Montana’s Senate delegation co-signed a letter to President Barack Obama asking for continued pressure to get a new Softwood Lumber Agreement with Canada.

“We are disappointed that Canada appears reluctant to follow through on this commitment, which has significantly undermined (the U.S. Trade Representative’s) efforts to reach a final agreement,” Sens. Steve Daines and Jon Tester wrote on Friday, in a bipartisan message joined by 24 fellow senators.

The Softwood Lumber Agreement was originally signed in 2006 and set limits for Canadian lumber imports to the United States. It expired in 2015, but had a one-year “stand-still” clause allowing time to negotiate a new deal. That expired on Oct. 13.

The United States has proposed that Canadian imports be limited to an agreed share of the U.S. lumber market. Canadian counter-proposals have suggested setting a duty charge on imports crossing the border, but not a quota for how much wood can be sent over.

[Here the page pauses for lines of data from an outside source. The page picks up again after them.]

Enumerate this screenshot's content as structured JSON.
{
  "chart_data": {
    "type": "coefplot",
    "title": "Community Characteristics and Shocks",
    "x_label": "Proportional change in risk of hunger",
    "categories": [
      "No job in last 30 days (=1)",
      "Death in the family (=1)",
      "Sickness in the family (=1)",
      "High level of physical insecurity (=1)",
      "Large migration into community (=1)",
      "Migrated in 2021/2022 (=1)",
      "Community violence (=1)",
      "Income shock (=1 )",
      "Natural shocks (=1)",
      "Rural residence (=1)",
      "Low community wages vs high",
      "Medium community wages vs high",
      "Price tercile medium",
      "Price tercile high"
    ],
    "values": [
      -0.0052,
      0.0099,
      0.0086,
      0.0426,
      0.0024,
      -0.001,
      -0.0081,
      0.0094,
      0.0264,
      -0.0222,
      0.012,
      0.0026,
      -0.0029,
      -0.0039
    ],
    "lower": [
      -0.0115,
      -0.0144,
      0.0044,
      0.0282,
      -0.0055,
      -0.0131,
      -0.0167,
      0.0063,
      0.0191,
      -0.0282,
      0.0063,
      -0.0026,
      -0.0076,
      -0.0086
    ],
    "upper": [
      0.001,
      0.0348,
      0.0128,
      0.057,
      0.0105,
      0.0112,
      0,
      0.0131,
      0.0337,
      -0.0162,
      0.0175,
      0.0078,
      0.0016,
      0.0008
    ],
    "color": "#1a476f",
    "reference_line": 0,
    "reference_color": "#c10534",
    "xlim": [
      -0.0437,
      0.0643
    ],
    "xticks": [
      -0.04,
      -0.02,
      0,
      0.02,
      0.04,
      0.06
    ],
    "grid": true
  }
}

“Hundreds of thousands of U.S. jobs and thousands of U.S. rural communities depend on fairness in trade in softwood lumber,” the senators wrote. “That is why we will continue to urge you, and any future Administration, to seek a fair, effective, and sustainable agreement with Canada on softwood lumber trade, and in the absence of such an agreement, to fully enforce U.S. trade laws.”

U.S. negotiators maintain the Canadian timber industry benefits from government subsidies that give an uncompetitive advantage to cutting trees on Canadian provincial and federal land. The Canadians have successfully argued in international trade court that the U.S. import limits violate free-trade agreements.

Senators Mike Crapo, R-Idaho, and Ron Wyden, D-Oregon, authored the letter.